The trend lines are not sparking the kind of celebration many reshoring advocates might have hoped for, at least not yet. One reason is that the presidential campaign rhetoric has politicized the issue so deeply that major companies such as Caterpillar, NCR and Ford Motor, all of which have brought some jobs home, decline to discuss the issue.
Ford and the Carrier air conditioner unit of United Technologies are engaged in public slanging matches with Republican frontrunner Donald Trump because of plans to move production to Mexico and those CEOs are trying to maintain low profiles. Others have suffered unintended outcomes: GE made a splash by moving the production of water heaters from China to its Appliance Park in Louisville, Kentucky—and then proceeded to sell the entire appliance division to Haier of China.

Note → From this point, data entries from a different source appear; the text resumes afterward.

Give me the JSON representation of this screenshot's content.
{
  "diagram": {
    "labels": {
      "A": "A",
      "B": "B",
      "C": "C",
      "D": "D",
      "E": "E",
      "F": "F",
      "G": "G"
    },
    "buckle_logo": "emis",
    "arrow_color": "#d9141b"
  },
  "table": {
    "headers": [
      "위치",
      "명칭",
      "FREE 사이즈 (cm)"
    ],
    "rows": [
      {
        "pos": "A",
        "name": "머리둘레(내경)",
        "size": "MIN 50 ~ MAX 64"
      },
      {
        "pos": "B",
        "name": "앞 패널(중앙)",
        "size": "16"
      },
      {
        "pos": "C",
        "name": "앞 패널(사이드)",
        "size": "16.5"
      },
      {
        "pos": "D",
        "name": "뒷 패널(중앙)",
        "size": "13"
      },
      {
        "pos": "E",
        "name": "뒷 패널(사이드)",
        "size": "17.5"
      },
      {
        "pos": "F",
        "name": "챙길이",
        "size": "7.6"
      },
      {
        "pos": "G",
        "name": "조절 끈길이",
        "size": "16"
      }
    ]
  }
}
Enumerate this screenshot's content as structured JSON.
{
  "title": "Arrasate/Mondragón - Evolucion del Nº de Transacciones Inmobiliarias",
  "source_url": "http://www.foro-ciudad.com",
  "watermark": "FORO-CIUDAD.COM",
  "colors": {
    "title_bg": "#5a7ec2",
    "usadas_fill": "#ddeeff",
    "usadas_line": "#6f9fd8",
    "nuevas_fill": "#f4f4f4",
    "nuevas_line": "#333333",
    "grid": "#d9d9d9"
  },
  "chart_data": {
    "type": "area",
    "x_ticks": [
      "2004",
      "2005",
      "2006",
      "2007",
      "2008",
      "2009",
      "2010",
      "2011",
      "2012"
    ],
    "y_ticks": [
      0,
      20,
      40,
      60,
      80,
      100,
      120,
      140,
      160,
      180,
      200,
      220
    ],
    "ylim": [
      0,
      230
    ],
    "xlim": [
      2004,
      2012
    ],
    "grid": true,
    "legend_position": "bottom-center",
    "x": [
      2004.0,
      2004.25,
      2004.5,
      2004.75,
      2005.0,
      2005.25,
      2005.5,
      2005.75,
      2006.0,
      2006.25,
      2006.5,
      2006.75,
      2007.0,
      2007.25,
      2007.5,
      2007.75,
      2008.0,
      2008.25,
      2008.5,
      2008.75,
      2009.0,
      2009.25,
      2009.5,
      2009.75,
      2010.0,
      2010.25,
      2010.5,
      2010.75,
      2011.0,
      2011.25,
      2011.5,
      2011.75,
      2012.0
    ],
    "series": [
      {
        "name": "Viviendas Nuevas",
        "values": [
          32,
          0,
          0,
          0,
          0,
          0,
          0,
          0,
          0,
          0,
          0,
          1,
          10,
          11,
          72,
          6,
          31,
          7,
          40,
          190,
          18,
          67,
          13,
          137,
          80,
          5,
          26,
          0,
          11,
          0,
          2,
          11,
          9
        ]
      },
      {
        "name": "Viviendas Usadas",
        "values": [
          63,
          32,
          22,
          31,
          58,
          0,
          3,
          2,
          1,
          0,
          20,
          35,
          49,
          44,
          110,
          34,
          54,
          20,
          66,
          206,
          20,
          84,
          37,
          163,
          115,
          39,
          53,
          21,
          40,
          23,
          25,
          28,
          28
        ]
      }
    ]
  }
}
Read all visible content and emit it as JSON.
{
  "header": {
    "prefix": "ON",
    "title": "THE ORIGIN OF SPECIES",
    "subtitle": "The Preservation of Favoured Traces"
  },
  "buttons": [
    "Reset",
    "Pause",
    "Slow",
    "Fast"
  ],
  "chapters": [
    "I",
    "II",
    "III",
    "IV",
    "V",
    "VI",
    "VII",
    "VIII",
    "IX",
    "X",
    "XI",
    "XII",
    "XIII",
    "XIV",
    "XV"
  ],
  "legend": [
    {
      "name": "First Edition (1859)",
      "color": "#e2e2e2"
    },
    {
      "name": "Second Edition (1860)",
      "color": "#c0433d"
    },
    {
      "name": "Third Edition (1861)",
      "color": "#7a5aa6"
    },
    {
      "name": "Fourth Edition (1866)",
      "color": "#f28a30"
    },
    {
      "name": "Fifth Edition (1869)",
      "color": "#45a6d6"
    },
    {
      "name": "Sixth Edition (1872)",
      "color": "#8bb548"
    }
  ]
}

Another reality is that the jobs that do come home seem to be very different than those that left. The rough rule of thumb is that if five American jobs went to China, it required perhaps 12 Chinese workers to do the same work because fewer workers there are trained in multiple functions. But when those jobs come home, they may be only three jobs, and they require higher levels of skills to work with computers and automated production equipment. That’s not good for millions of displaced American workers, who may have only high school educations.
Moreover, millions of jobs that went offshore may never come back. Harry C. Moser, founder and president of the Reshoring Initiative, which has emerged as the most definitive source of information on the trend, estimates that U.S. manufacturers would bring back home 1 million jobs if they did comprehensive evaluations of their true offshore production costs.
HAMPERED BY REGULATION AND TAXATION
But Moser reckons that another 3 million jobs will not return to American soil unless governments undertake sweeping changes to the business and tax climate and seek to eliminate the approximately $500 billion annual trade deficit. Those challenges seem unlikely in the current polarized political environment.
One bright spot among major companies, ironically, is Walmart, which helped spark the flood of jobs to low-cost locations in the first place. The company announced its Made in USA initiative in January 2013, vowing to buy $250 billion more in products from U.S. suppliers over a 10-year period. Cindi Marsiglio, the Walmart vice president overseeing the U.S. sourcing push, says the retailer is on track to achieve that goal, finding American suppliers of such basic items as towels and socks.
There are three elements to its strategy. One is to buy more from exiting U.S. suppliers already manufacturing in the States. The second is encouraging reshoring and the third is finding new U.S. suppliers.